The two sides must resolve what programs would go under the knife to satisfy Republican demands for sharp spending cuts.
The size of the package is still at issue as well. Negotiators had tentatively agreed on a figure of $33 billion, but Republican House of Representatives Speaker John Boehner is now pushing for a target of $40 billion.
Separate negotiating sessions at the White House and the Capitol on Tuesday failed to produce an agreement between Boehner and Democratic leaders, who blamed each other for an impasse that could throw hundreds of thousands of government employees out of work.
The White House said President Barack Obama could meet with lawmakers again on Wednesday. "(The president) is headed to Pennsylvania today for a town hall (meeting) on energy security. Meeting with congressional leaders on the budget is still possible," White House spokesman Dan Pfeiffer said in a message on Twitter.
The budget showdown is the biggest political test for both parties since Republicans swept to power in the House and made big Senate gains in last year's elections on promises to slash government spending and reduce the federal government.
Obama vowed to keep negotiators at work until they agree on a budget for the remainder of the fiscal year, which ends on September 30. Temporary funding expires at midnight on Friday.
"The only question is whether politics or ideology are going to get in the way of preventing a government shutdown," he told reporters after Tuesday's White House meeting failed to find common ground.
Senate Democratic Leader Harry Reid sounded a note of optimism after meeting privately with Boehner later in the day.
"We're still negotiating in good faith, we're not that far apart and hopefully we can work something out," Reid said on the Senate floor.
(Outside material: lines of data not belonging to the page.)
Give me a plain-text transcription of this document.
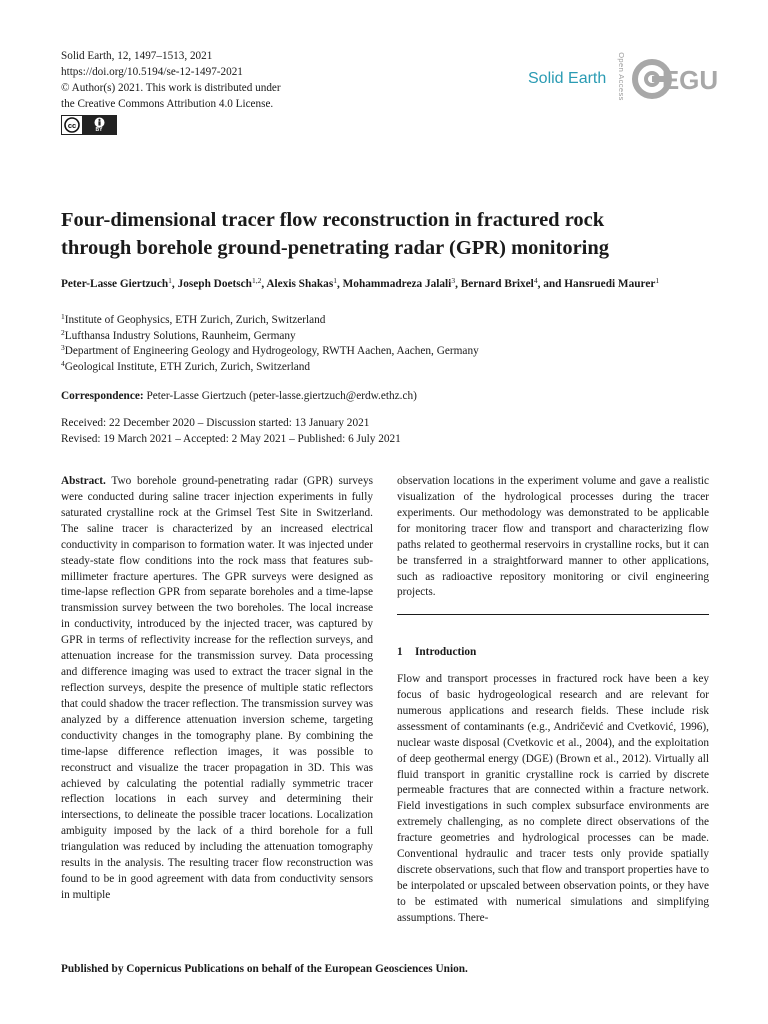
Solid Earth, 12, 1497–1513, 2021
https://doi.org/10.5194/se-12-1497-2021
© Author(s) 2021. This work is distributed under
the Creative Commons Attribution 4.0 License.
cc	BY
Solid Earth Open Access EGU
Four-dimensional tracer flow reconstruction in fractured rock
through borehole ground-penetrating radar (GPR) monitoring
Peter-Lasse Giertzuch$^1$, Joseph Doetsch$^{1,2}$, Alexis Shakas$^1$, Mohammadreza Jalali$^3$, Bernard Brixel$^4$, and Hansruedi Maurer$^1$
$^1$Institute of Geophysics, ETH Zurich, Zurich, Switzerland
$^2$Lufthansa Industry Solutions, Raunheim, Germany
$^3$Department of Engineering Geology and Hydrogeology, RWTH Aachen, Aachen, Germany
$^4$Geological Institute, ETH Zurich, Zurich, Switzerland
Correspondence: Peter-Lasse Giertzuch (peter-lasse.giertzuch@erdw.ethz.ch)
Received: 22 December 2020 – Discussion started: 13 January 2021
Revised: 19 March 2021 – Accepted: 2 May 2021 – Published: 6 July 2021

Abstract. Two borehole ground-penetrating radar (GPR) surveys were conducted during saline tracer injection experiments in fully saturated crystalline rock at the Grimsel Test Site in Switzerland. The saline tracer is characterized by an increased electrical conductivity in comparison to formation water. It was injected under steady-state flow conditions into the rock mass that features sub-millimeter fracture apertures. The GPR surveys were designed as time-lapse reflection GPR from separate boreholes and a time-lapse transmission survey between the two boreholes. The local increase in conductivity, introduced by the injected tracer, was captured by GPR in terms of reflectivity increase for the reflection surveys, and attenuation increase for the transmission survey. Data processing and difference imaging was used to extract the tracer signal in the reflection surveys, despite the presence of multiple static reflectors that could shadow the tracer reflection. The transmission survey was analyzed by a difference attenuation inversion scheme, targeting conductivity changes in the tomography plane. By combining the time-lapse difference reflection images, it was possible to reconstruct and visualize the tracer propagation in 3D. This was achieved by calculating the potential radially symmetric tracer reflection locations in each survey and determining their intersections, to delineate the possible tracer locations. Localization ambiguity imposed by the lack of a third borehole for a full triangulation was reduced by including the attenuation tomography results in the analysis. The resulting tracer flow reconstruction was found to be in good agreement with data from conductivity sensors in multiple

observation locations in the experiment volume and gave a realistic visualization of the hydrological processes during the tracer experiments. Our methodology was demonstrated to be applicable for monitoring tracer flow and transport and characterizing flow paths related to geothermal reservoirs in crystalline rocks, but it can be transferred in a straightforward manner to other applications, such as radioactive repository monitoring or civil engineering projects.

1 Introduction

Flow and transport processes in fractured rock have been a key focus of basic hydrogeological research and are relevant for numerous applications and research fields. These include risk assessment of contaminants (e.g., Andričević and Cvetković, 1996), nuclear waste disposal (Cvetkovic et al., 2004), and the exploitation of deep geothermal energy (DGE) (Brown et al., 2012). Virtually all fluid transport in granitic crystalline rock is carried by discrete permeable fractures that are connected within a fracture network. Field investigations in such complex subsurface environments are extremely challenging, as no complete direct observations of the fracture geometries and hydrological processes can be made. Conventional hydraulic and tracer tests only provide spatially discrete observations, such that flow and transport properties have to be interpolated or upscaled between observation points, or they have to be estimated with numerical simulations and simplifying assumptions. There-

Published by Copernicus Publications on behalf of the European Geosciences Union.
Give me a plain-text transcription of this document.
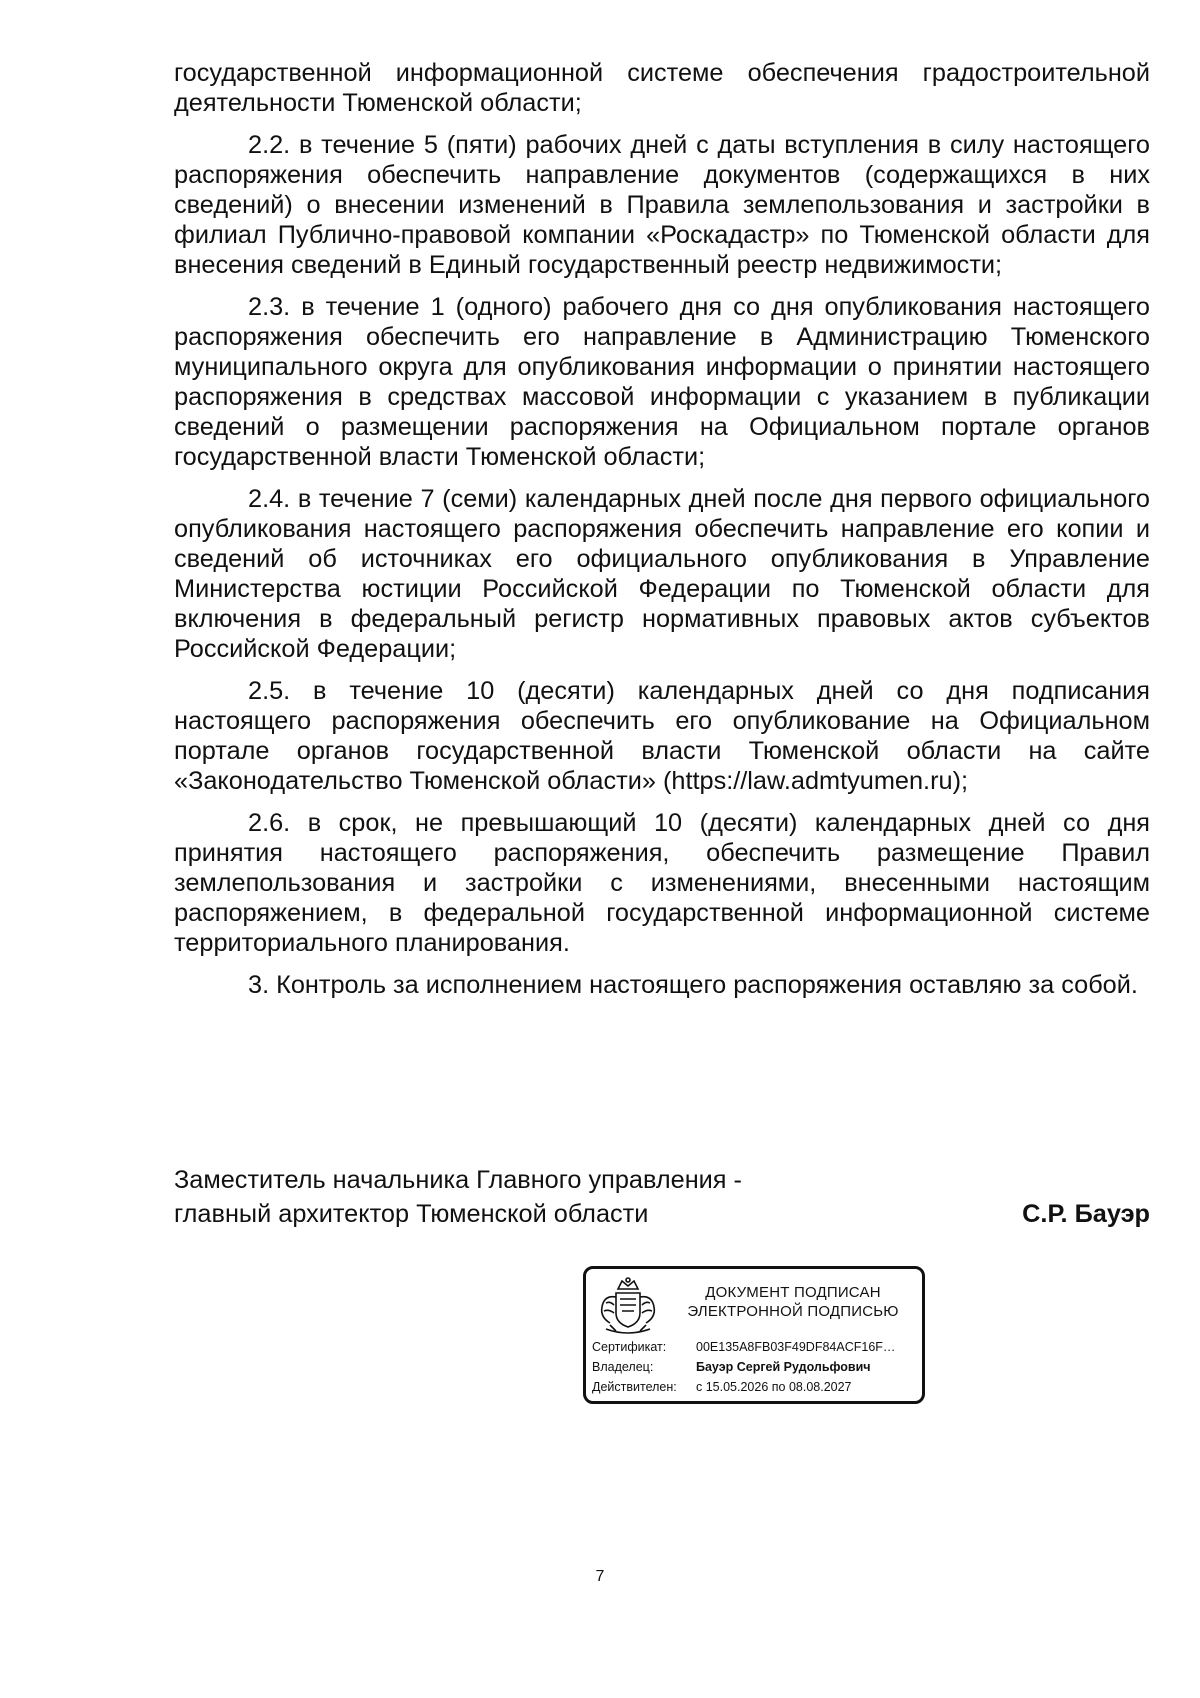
государственной информационной системе обеспечения градостроительной деятельности Тюменской области;

2.2. в течение 5 (пяти) рабочих дней с даты вступления в силу настоящего распоряжения обеспечить направление документов (содержащихся в них сведений) о внесении изменений в Правила землепользования и застройки в филиал Публично-правовой компании «Роскадастр» по Тюменской области для внесения сведений в Единый государственный реестр недвижимости;

2.3. в течение 1 (одного) рабочего дня со дня опубликования настоящего распоряжения обеспечить его направление в Администрацию Тюменского муниципального округа для опубликования информации о принятии настоящего распоряжения в средствах массовой информации с указанием в публикации сведений о размещении распоряжения на Официальном портале органов государственной власти Тюменской области;

2.4. в течение 7 (семи) календарных дней после дня первого официального опубликования настоящего распоряжения обеспечить направление его копии и сведений об источниках его официального опубликования в Управление Министерства юстиции Российской Федерации по Тюменской области для включения в федеральный регистр нормативных правовых актов субъектов Российской Федерации;

2.5. в течение 10 (десяти) календарных дней со дня подписания настоящего распоряжения обеспечить его опубликование на Официальном портале органов государственной власти Тюменской области на сайте «Законодательство Тюменской области» (https://law.admtyumen.ru);

2.6. в срок, не превышающий 10 (десяти) календарных дней со дня принятия настоящего распоряжения, обеспечить размещение Правил землепользования и застройки с изменениями, внесенными настоящим распоряжением, в федеральной государственной информационной системе территориального планирования.

3. Контроль за исполнением настоящего распоряжения оставляю за собой.

Заместитель начальника Главного управления -
главный архитектор Тюменской области	С.Р. Бауэр
ДОКУМЕНТ ПОДПИСАН
ЭЛЕКТРОННОЙ ПОДПИСЬЮ
Сертификат: 00E135A8FB03F49DF84ACF16F…
Владелец:	Бауэр Сергей Рудольфович
Действителен: с 15.05.2026 по 08.08.2027
7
Boehner is under pressure from fiscal conservatives aligned with the Tea Party movement who oppose any compromise. The outcome is likely to set the stage for even bigger budget battles ahead and echo through the 2012 campaign for the White House and control of Congress.
Republicans have sought to blame the Democratic-controlled Senate for not accepting cuts. Democratic Senator Charles Schumer told ABC's "Good Morning America" on Wednesday that the problem was the influence of conservative Tea Party-backed House members.
"The bottom line is that if (Boehner) can resist them, not give them their way on everything, I think we can have an agreement," Schumer said.
Boehner's deputy, House Republican Leader Eric Cantor, on Tuesday said it was not likely a deal could be reached by midnight Friday.
A government shutdown would ripple through an economy still recovering from the worst recession since the 1930s.
The military would continue to fight wars in Iraq and Afghanistan and retirees would continue to get their Social Security benefits, but passport offices, bankruptcy courts and national parks would likely close.
Much of the 4.4 million federal workforce will go to work because their jobs are deemed essential.
The Internal Revenue Service would continue to collect taxes, but would likely not issue refunds.
Financial markets would likely not be affected by a shutdown as the Treasury Department would continue to make debt payments, analysts said, but state and local governments could see their own budget woes worsen.